I plummet straight down until I’m hovering over Blaine lying on a strip of burning sand. Flames dance in his eyes as he turns to his friends. He says the word that scares him most, but he doesn’t regret it. Go. Because he can’t run, but they can. Because what’s right and what’s easy aren’t always the same, and because it’s the choice that makes us.
Courage.
It travels up the thread and into me, and my light burns a little brighter.

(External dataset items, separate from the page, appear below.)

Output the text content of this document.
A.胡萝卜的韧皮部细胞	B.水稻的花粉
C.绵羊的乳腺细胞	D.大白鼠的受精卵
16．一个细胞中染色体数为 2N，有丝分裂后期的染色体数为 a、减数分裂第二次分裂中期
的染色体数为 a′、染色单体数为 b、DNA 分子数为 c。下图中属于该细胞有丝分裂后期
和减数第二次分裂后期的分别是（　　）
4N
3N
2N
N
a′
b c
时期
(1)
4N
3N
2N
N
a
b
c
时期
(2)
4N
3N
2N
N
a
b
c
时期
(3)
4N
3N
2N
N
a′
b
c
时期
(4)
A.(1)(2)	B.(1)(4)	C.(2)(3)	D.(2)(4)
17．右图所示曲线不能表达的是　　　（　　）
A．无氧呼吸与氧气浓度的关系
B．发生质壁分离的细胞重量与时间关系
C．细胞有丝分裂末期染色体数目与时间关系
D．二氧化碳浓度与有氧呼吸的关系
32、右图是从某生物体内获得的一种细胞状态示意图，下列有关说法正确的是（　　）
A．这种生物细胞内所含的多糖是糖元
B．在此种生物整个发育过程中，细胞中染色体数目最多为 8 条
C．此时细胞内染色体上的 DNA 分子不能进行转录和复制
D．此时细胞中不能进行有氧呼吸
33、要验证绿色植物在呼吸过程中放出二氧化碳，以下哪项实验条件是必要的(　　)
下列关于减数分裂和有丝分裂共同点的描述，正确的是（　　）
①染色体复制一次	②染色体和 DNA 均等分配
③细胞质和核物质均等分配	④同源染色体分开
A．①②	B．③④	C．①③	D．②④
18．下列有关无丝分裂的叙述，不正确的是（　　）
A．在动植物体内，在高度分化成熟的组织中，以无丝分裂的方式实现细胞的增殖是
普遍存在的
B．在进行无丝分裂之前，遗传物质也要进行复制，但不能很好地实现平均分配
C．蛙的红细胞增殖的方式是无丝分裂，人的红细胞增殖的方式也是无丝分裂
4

The next thread, bright orange, sends me crashing sidelong into Jeremy. His lungs are raw, and his arms tremble, but he lifts Blaine to his chest. Because there are a million things that separate us, but none of them will ever be as strong as the ties that bind us together. And those ties don’t allow us to leave one another behind.
Friendship.
The next thread glitters in the corner of my mind, a steady blue. My fingers brush it. The world shifts gently until I’m hovering over Ian. His hands are dirty and bleeding as he pulls himself over the ledge those last few yards toward me. His head bows as he cradles my limp body against his. The wormhole is a hundred yards away and closing fast. Next to it he looks impossibly small. His handsome face contorts with effort. It’s taking every ounce of his control to fight off his own darkness, to keep from touching my hand and coming in here after me. But he’s doing it.
Because I asked him to.
Emotions swell inside of me as I watch his lips move. Every word he speaks is a promise that sets the thread between us blazing. I let it touch me, and then I send it back.
Trust.
Reluctantly, I shift my focus to the last two threads.
I touch the one that glints of copper. A song weaves through me. One that brings tears to my eyes. It tastes like butterscotch and smells like sawdust. It sounds like laughter and feels like the weight of a callused hand as it cradles mine against the handle of a hammer.